O fato foi tão grave que,  no congresso do American College of Cardiology de 1999, ao qual estive presente, realizou-se uma plenária com talvez 2000 cardiologistas de diversos países para um "realinhamento" do conhecimento sobre aquele que é um fármaco utilizado há séculos no tratamento da insuficiência cardíaca. Sim, a ciência também pode produzir mal-entendidos, além do conhecimento, e apenas o ambiente do livre pensar e o da busca incessante da verdade pode ser o norte da prática médica e da saúde pública.

O passar dos anos trouxe ao nosso contexto a ANVISA, órgão regulamentador e fiscalizador de insumos médicos, sanitários e de qualquer coisa que possa interferir na saúde dos brasileiros.
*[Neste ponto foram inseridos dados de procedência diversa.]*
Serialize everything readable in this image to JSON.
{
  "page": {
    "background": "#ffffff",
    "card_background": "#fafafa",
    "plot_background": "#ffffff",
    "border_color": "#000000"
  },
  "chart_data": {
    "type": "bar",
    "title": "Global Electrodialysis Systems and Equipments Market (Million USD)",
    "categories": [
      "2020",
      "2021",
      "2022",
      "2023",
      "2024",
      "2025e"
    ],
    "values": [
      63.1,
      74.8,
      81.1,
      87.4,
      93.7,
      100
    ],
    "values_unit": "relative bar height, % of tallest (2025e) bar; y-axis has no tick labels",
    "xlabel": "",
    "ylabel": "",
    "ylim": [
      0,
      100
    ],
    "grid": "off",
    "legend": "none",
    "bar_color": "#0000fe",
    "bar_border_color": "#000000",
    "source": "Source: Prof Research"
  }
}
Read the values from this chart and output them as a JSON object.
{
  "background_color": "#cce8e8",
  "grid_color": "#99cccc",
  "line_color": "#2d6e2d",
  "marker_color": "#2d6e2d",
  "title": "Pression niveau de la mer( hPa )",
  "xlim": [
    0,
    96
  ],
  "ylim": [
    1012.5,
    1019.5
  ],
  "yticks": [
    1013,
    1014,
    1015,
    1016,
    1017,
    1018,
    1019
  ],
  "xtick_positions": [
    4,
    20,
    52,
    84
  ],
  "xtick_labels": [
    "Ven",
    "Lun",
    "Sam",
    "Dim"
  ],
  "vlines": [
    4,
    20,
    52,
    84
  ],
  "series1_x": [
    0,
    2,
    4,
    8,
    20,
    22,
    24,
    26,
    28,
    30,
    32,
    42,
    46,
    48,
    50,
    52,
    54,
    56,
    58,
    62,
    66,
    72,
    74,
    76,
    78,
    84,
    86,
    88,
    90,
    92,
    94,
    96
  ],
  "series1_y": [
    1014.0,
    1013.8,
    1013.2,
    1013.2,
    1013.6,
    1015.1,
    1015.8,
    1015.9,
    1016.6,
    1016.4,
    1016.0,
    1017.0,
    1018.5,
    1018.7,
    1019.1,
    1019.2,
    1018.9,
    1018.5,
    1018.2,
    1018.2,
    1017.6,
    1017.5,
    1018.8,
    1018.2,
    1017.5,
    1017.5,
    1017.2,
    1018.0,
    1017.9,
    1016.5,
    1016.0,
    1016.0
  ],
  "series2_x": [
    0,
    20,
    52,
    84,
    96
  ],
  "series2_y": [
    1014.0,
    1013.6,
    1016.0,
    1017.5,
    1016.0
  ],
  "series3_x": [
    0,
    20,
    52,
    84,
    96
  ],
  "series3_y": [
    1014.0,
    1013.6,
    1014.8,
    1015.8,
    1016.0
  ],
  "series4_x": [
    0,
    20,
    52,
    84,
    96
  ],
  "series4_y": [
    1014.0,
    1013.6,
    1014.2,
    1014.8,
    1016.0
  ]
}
Desde então, diversas intervenções desta agência, pressupostamente a serviço da segurança das atividades relacionadas à saúde, revelaram um temperamento por demais agressivo, posto que estabeleceram normas e vedações que interferem diretamente na prática médica sem o devido debate com nossas classes profissional e científica, e sem a supostamente devida coerência com outras práticas estabelecidas.

Medicamentos foram retirados do mercado com critérios de segurança que não deixariam muitos dos mais vendidos medicamentos atuais nas prateleiras das farmácias. Proibições foram impostas às farmácias de manipulação, exatamente nos tópicos onde elas tinham o melhor potencial de atendimento às necessidades personalizadas de pacientes. Dificuldades intermináveis no registro de novos medicamentos já aprovados em outros continentes retardaram a sua aplicação no paciente brasileiro. E a mais recente, a tentativa desastrada de banir todos os anorexígenos (inibidores do apetite) do mercado, tomada com base em "evidências científicas de que os riscos são maiores que os benefícios".

A audiência pública realizada no último dia 23 de fevereiro foi marcada por um tensionamento inédito entre a classe médica e o órgão, justamente pelo fato de que  a ANVISA não revelou à sociedade os tais dados de risco, aparentemente só a eles acessíveis, pois que são desconhecidas das respectivas sociedades de endocrinologia e metabolismo, entre outras. Em uma postura reveladora, a ANVISA postergou, sine die, a publicação da estrondosa resolução.

O episódio pode ser interpretado como uma confissão de burocratas, que pretendem estabelecer verdades absolutas a partir de si mesmos, governar a prática médica e apropriar-se espuriamente de um conhecimento para o qual mostram não ter a devida e necessária competência. A prática médica não pode ser confundida com ciência médica. Esta última, é a instância produtora de conhecimentos; a primeira, utiliza os conhecimentos na prática clínica, que só pode ter como pretensão a produção de uma verdade individual e inalienável, que é a do paciente.

Os riscos calculados em condições controladas por certos estudos científicos muitas vezes não refletem a situação do indivíduo. Ainda que assim fosse, chegaríamos então ao ponto fundamental deste texto: Pode a ANVISA interferir em caráter absoluto sobre o desejo dos pacientes, sobre a decisão de seus médicos, confrontando um conhecimento acumulado em décadas de experiência? A responder sim, estaremos transferindo a um órgão não representativo da sociedade a capacidade de usurpar de suas funções precípuas, ao invadir o território legislativo, científico, o da prática médica, e o da intimidade da pessoa humana.

 O debate aqui colocado é imensamente maior que o aparente, estamos tratando sim de direitos fundamentais. Uma vez ultrapassado este limite, se a sociedade assim permitir, a procuração estará passada aos burocratas, permitindo-os a regular virtualmente qualquer aspecto da vida e suas relações com a saúde. Sairemos do campo do debate científico e do amadurecimento democrático para retroceder ao paternalismo autoritário ou ao mundo obscuro dos dogmas petrificados. Vamos ter que escolher.